OPNsense Forum

English Forums => General Discussion => Topic started by: barney on April 20, 2026, 03:01:31 AM

Title: How do IPv6 Router Advertisements get across VLANs?
Post by: barney on April 20, 2026, 03:01:31 AM
I'm trying to add some matter devices to my setup with devices on an IoT VLAN (40) and the OpenHab controller on a separate VLAN (20), but a router advertisement broadcast on VLAN 40 does not appear to make it to VLAN 20.

I'm trying to understand which piece of the IPv6 puzzle is responsible for passing this RA between VLANs, and what I need to do to get it working.

Some more info... I have the following set up:

OPNsense on a PC Engines apu4d4
Ubiquiti Pro Max 16 PoE switch
R-Pi (Raspbian Trixie) running OpenHab on VLAN 20
R-Pi (Raspbian Trixie) for testing on VLAN 40
IKEA Dirigera on VLAN 40


When I try to add a new matter device from the IoT VLAN to the OpenHab server it all seems to go fine up to the point where OpenHab tries to talk to the device. Tracing the network comms:


So if anyone could tell me the last bit of this puzzle I'm missing I'd be really grateful - taken me quite a while to get to here but it seems so close now...

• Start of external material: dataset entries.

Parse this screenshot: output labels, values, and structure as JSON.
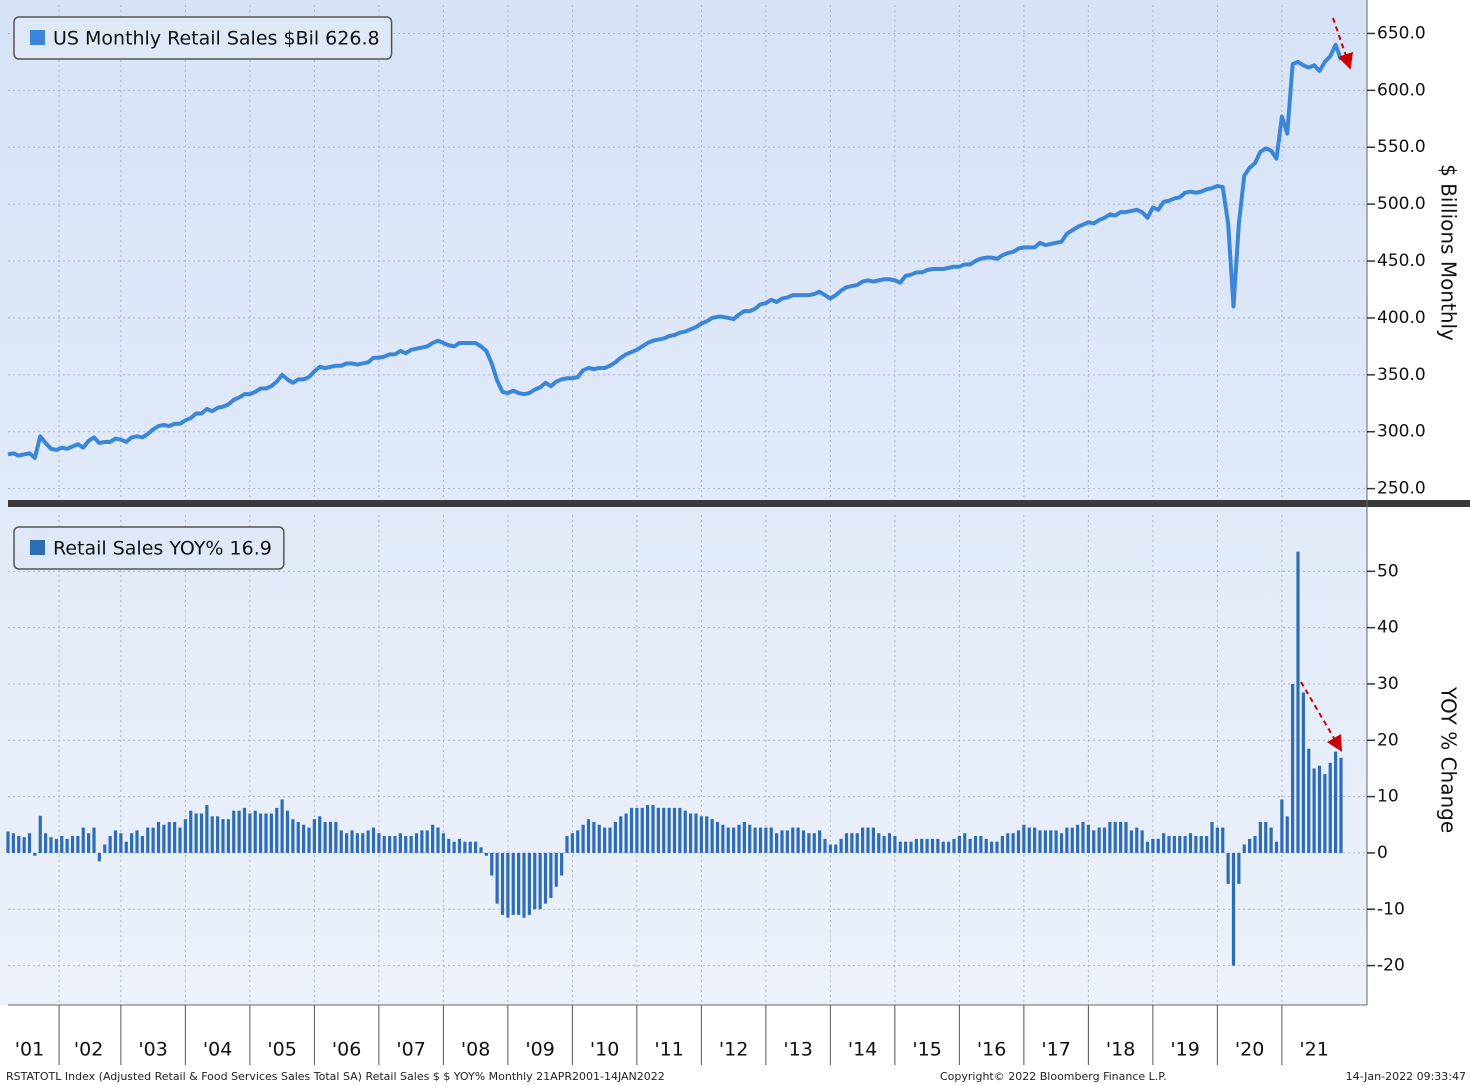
{
  "chart_data": [
    {
      "type": "line",
      "ylabel": "$ Billions Monthly",
      "ylim": [
        240,
        675
      ],
      "yticks": [
        {
          "value": 250,
          "label": "250.0"
        },
        {
          "value": 300,
          "label": "300.0"
        },
        {
          "value": 350,
          "label": "350.0"
        },
        {
          "value": 400,
          "label": "400.0"
        },
        {
          "value": 450,
          "label": "450.0"
        },
        {
          "value": 500,
          "label": "500.0"
        },
        {
          "value": 550,
          "label": "550.0"
        },
        {
          "value": 600,
          "label": "600.0"
        },
        {
          "value": 650,
          "label": "650.0"
        }
      ],
      "grid": true,
      "legend": "upper left",
      "series": [
        {
          "name": "US Monthly Retail Sales $Bil 626.8",
          "color": "#3b86d6",
          "values": [
            280,
            281,
            279,
            280,
            281,
            277,
            296,
            290,
            285,
            284,
            286,
            285,
            287,
            289,
            286,
            292,
            295,
            290,
            291,
            291,
            294,
            293,
            291,
            295,
            296,
            295,
            298,
            302,
            305,
            306,
            305,
            307,
            307,
            310,
            312,
            316,
            316,
            320,
            318,
            321,
            322,
            324,
            328,
            330,
            333,
            333,
            335,
            338,
            338,
            340,
            344,
            350,
            346,
            343,
            346,
            346,
            348,
            353,
            357,
            356,
            357,
            358,
            358,
            360,
            360,
            359,
            360,
            361,
            365,
            365,
            366,
            368,
            368,
            371,
            369,
            372,
            373,
            374,
            375,
            378,
            380,
            378,
            376,
            375,
            378,
            378,
            378,
            378,
            375,
            371,
            360,
            345,
            335,
            334,
            336,
            334,
            333,
            334,
            337,
            339,
            343,
            340,
            344,
            346,
            347,
            347,
            348,
            354,
            356,
            355,
            356,
            356,
            358,
            361,
            365,
            368,
            370,
            372,
            375,
            378,
            380,
            381,
            382,
            384,
            385,
            387,
            388,
            390,
            392,
            395,
            397,
            400,
            401,
            401,
            400,
            399,
            403,
            406,
            406,
            408,
            412,
            413,
            416,
            414,
            417,
            418,
            420,
            420,
            420,
            420,
            421,
            423,
            420,
            417,
            420,
            424,
            427,
            428,
            429,
            432,
            433,
            432,
            433,
            434,
            434,
            433,
            431,
            437,
            438,
            440,
            440,
            442,
            443,
            443,
            443,
            444,
            445,
            445,
            447,
            447,
            450,
            452,
            453,
            453,
            452,
            455,
            457,
            458,
            461,
            462,
            462,
            462,
            466,
            464,
            465,
            466,
            467,
            474,
            477,
            480,
            482,
            484,
            483,
            486,
            488,
            491,
            490,
            493,
            493,
            494,
            495,
            493,
            488,
            497,
            495,
            502,
            503,
            505,
            506,
            510,
            511,
            510,
            511,
            513,
            514,
            516,
            515,
            483,
            410,
            483,
            525,
            532,
            536,
            546,
            549,
            547,
            540,
            577,
            562,
            623,
            625,
            622,
            620,
            622,
            617,
            625,
            630,
            640,
            626.8
          ]
        }
      ]
    },
    {
      "type": "bar",
      "ylabel": "YOY % Change",
      "ylim": [
        -27,
        60
      ],
      "yticks": [
        -20,
        -10,
        0,
        10,
        20,
        30,
        40,
        50
      ],
      "grid": true,
      "legend": "upper left",
      "categories": [
        null,
        null,
        null,
        null,
        "'01",
        null,
        null,
        null,
        null,
        null,
        null,
        null,
        null,
        null,
        null,
        "'02",
        null,
        null,
        null,
        null,
        null,
        null,
        null,
        null,
        null,
        null,
        null,
        "'03",
        null,
        null,
        null,
        null,
        null,
        null,
        null,
        null,
        null,
        null,
        null,
        "'04",
        null,
        null,
        null,
        null,
        null,
        null,
        null,
        null,
        null,
        null,
        null,
        "'05",
        null,
        null,
        null,
        null,
        null,
        null,
        null,
        null,
        null,
        null,
        null,
        "'06",
        null,
        null,
        null,
        null,
        null,
        null,
        null,
        null,
        null,
        null,
        null,
        "'07",
        null,
        null,
        null,
        null,
        null,
        null,
        null,
        null,
        null,
        null,
        null,
        "'08",
        null,
        null,
        null,
        null,
        null,
        null,
        null,
        null,
        null,
        null,
        null,
        "'09",
        null,
        null,
        null,
        null,
        null,
        null,
        null,
        null,
        null,
        null,
        null,
        "'10",
        null,
        null,
        null,
        null,
        null,
        null,
        null,
        null,
        null,
        null,
        null,
        "'11",
        null,
        null,
        null,
        null,
        null,
        null,
        null,
        null,
        null,
        null,
        null,
        "'12",
        null,
        null,
        null,
        null,
        null,
        null,
        null,
        null,
        null,
        null,
        null,
        "'13",
        null,
        null,
        null,
        null,
        null,
        null,
        null,
        null,
        null,
        null,
        null,
        "'14",
        null,
        null,
        null,
        null,
        null,
        null,
        null,
        null,
        null,
        null,
        null,
        "'15",
        null,
        null,
        null,
        null,
        null,
        null,
        null,
        null,
        null,
        null,
        null,
        "'16",
        null,
        null,
        null,
        null,
        null,
        null,
        null,
        null,
        null,
        null,
        null,
        "'17",
        null,
        null,
        null,
        null,
        null,
        null,
        null,
        null,
        null,
        null,
        null,
        "'18",
        null,
        null,
        null,
        null,
        null,
        null,
        null,
        null,
        null,
        null,
        null,
        "'19",
        null,
        null,
        null,
        null,
        null,
        null,
        null,
        null,
        null,
        null,
        null,
        "'20",
        null,
        null,
        null,
        null,
        null,
        null,
        null,
        null,
        null,
        null,
        null,
        "'21",
        null,
        null,
        null,
        null,
        null
      ],
      "series": [
        {
          "name": "Retail Sales YOY% 16.9",
          "color": "#2e6db4",
          "values": [
            3.8,
            3.5,
            3.0,
            2.8,
            3.5,
            -0.5,
            6.6,
            3.5,
            2.8,
            2.5,
            3.0,
            2.5,
            3.0,
            3.0,
            4.5,
            3.5,
            4.5,
            -1.5,
            1.5,
            3.0,
            4.0,
            3.5,
            2.0,
            3.5,
            4.0,
            3.0,
            4.5,
            4.5,
            5.5,
            5.0,
            5.5,
            5.5,
            4.5,
            6.0,
            7.5,
            7.0,
            7.0,
            8.5,
            6.5,
            6.5,
            6.0,
            6.0,
            7.5,
            7.5,
            8.0,
            7.0,
            7.5,
            7.0,
            7.0,
            7.0,
            8.0,
            9.5,
            7.5,
            6.0,
            5.5,
            5.0,
            4.5,
            6.0,
            6.5,
            5.5,
            5.5,
            5.5,
            4.0,
            3.5,
            4.0,
            3.5,
            3.5,
            4.0,
            4.5,
            3.5,
            3.0,
            3.0,
            3.0,
            3.5,
            3.0,
            3.0,
            3.5,
            4.0,
            4.0,
            5.0,
            4.5,
            3.5,
            2.5,
            2.0,
            2.5,
            2.0,
            2.0,
            2.0,
            1.0,
            -0.5,
            -4,
            -9,
            -11,
            -11.5,
            -11,
            -11,
            -11.5,
            -11,
            -10,
            -10,
            -9,
            -8,
            -6,
            -4,
            3,
            3.5,
            4,
            5,
            6,
            5.5,
            5,
            4.5,
            4.5,
            5.5,
            6.5,
            7,
            8,
            8,
            8,
            8.5,
            8.5,
            8,
            8,
            8,
            8,
            8,
            7.5,
            7,
            7,
            6.5,
            6.5,
            6,
            5.5,
            5,
            4.5,
            4.5,
            5,
            5.5,
            5,
            4.5,
            4.5,
            4.5,
            4.5,
            3.5,
            4,
            4,
            4.5,
            4.5,
            4,
            3.5,
            3.5,
            4,
            2.5,
            1.5,
            1.5,
            2.5,
            3.5,
            3.5,
            3.5,
            4.5,
            4.5,
            4.5,
            3.5,
            3,
            3.5,
            3,
            2,
            2,
            2,
            2.5,
            2.5,
            2.5,
            2.5,
            2.5,
            2,
            2,
            2.5,
            3,
            3.5,
            2.5,
            3,
            3,
            2.5,
            2,
            2,
            3,
            3.5,
            3.5,
            4,
            5,
            4.5,
            4.5,
            4,
            4,
            4,
            4,
            3.5,
            4.5,
            4.5,
            5,
            5.5,
            5,
            4,
            4.5,
            4.5,
            5.5,
            5.5,
            5.5,
            5.5,
            4,
            4.5,
            4,
            2,
            2.5,
            2.5,
            3.5,
            3,
            3,
            3,
            3,
            3.5,
            3,
            3,
            3,
            5.5,
            4.5,
            4.5,
            -5.5,
            -20,
            -5.5,
            1.5,
            2.5,
            3,
            5.5,
            5.5,
            4.5,
            2,
            9.5,
            6.5,
            30,
            53.5,
            28.5,
            18.5,
            15,
            15.5,
            14,
            16,
            18,
            16.9
          ]
        }
      ]
    }
  ],
  "footer": {
    "left": "RSTATOTL Index (Adjusted Retail & Food Services Sales Total SA) Retail Sales $ $ YOY% Monthly 21APR2001-14JAN2022",
    "middle": "Copyright© 2022 Bloomberg Finance L.P.",
    "right": "14-Jan-2022 09:33:47"
  }
}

Title: Re: How do IPv6 Router Advertisements get across VLANs?
Post by: OPNenthu on April 20, 2026, 03:34:19 AM
Quote from: barney on Today at 03:01:31 AMI'm trying to understand which piece of the IPv6 puzzle is responsible for passing this RA between VLANs
Hi @barney.  RAs are not meant to pass between VLANs, normally.  That is considered a serious leak and means you no longer have L2 boundaries.  Is there a reason why you are trying to keep the hub on a separate VLAN?  It naturally wants to be on the same segment in order to form a mesh.
Title: Re: How do IPv6 Router Advertisements get across VLANs?
Post by: barney on April 20, 2026, 04:37:40 AM
Thanks for taking the time to look at this.

QuoteIs there a reason why you are trying to keep the hub on a separate VLAN?

It just seemed to be a common / recommended set up, although I admit this level of network architecture is new to me, and I may have a tendancy to over-engineer things some times...

I can see how uncontrolled boundaries could be a problem, but isn't the idea to have separate VLANs with controlled routes between them? That's what I set up in my IPv4 world:


So the server on 20.16 is the main thing running 24/7, and has defined firewall rules to let it access other stuff like the cameras on VLAN 30.

When I started adding smart devices it seemed to make sense to create a new VLAN for them, so I:


All good - I still have no IPv6 anywhere (the Dirigera has one but that's not anywhere in my set up) and OpenHab only has to talk to the Dirigera which acts as a hub for the matter devices beyond it, and the thread/matter mesh network is all in VLAN 40.

I could have left it there (and maybe I should have!), but sometimes when the Dirigera restarts it tends to lose stuff and I have to set it up again, so I wanted to use that only for onboarding the matter devices then talk to them directly from the OpenHab server, which started my long road into IPv6...

I could put OpenHab on a separate server inside VLAN 40, but I'd prefer not to run a separate server just for that if I don't need to. Also, it would mean I'd need to allow routes between VLAN 30 and 40 which are currently isolated, or just merge 30 and 40 in to one.

Is the security risk with RAs that if you allow them between subnets you are allowing a rouge device to set up any route it likes? Would a solution to be to examine the specific RA and add a fixed route from OpenHab to VLAN 40, assuming the Dirigera routing stuff is permanent and does not change?
Title: Re: How do IPv6 Router Advertisements get across VLANs?
Post by: barney on April 20, 2026, 05:14:31 AM
Ah - think I've had a light-bulb moment... and I was trying to solve the wrong problem.

Internet search for Dirigera has a lot of stuff like:

QuoteThe IKEA Dirigera hub acting as a rogue Thread Border Router (OTBR) and advertising its own Unique Local Address (ULA) prefix instead of using the network-assigned IPv6 prefix is a known, significant issue when integrating it into existing Matter networks.

So the question is not: "how do I get from my network to the Dirigera thread network", but: "why is the Dirigera creating its own network and not using the ULA provided".

Which I guess is not an OPNsense issue any more, so I'll follow up on that front instead.

Again, thanks for taking the time to look - I think my IPv6 knowledge has gone from "almost nothing" to "not very much", which is a definite improvement!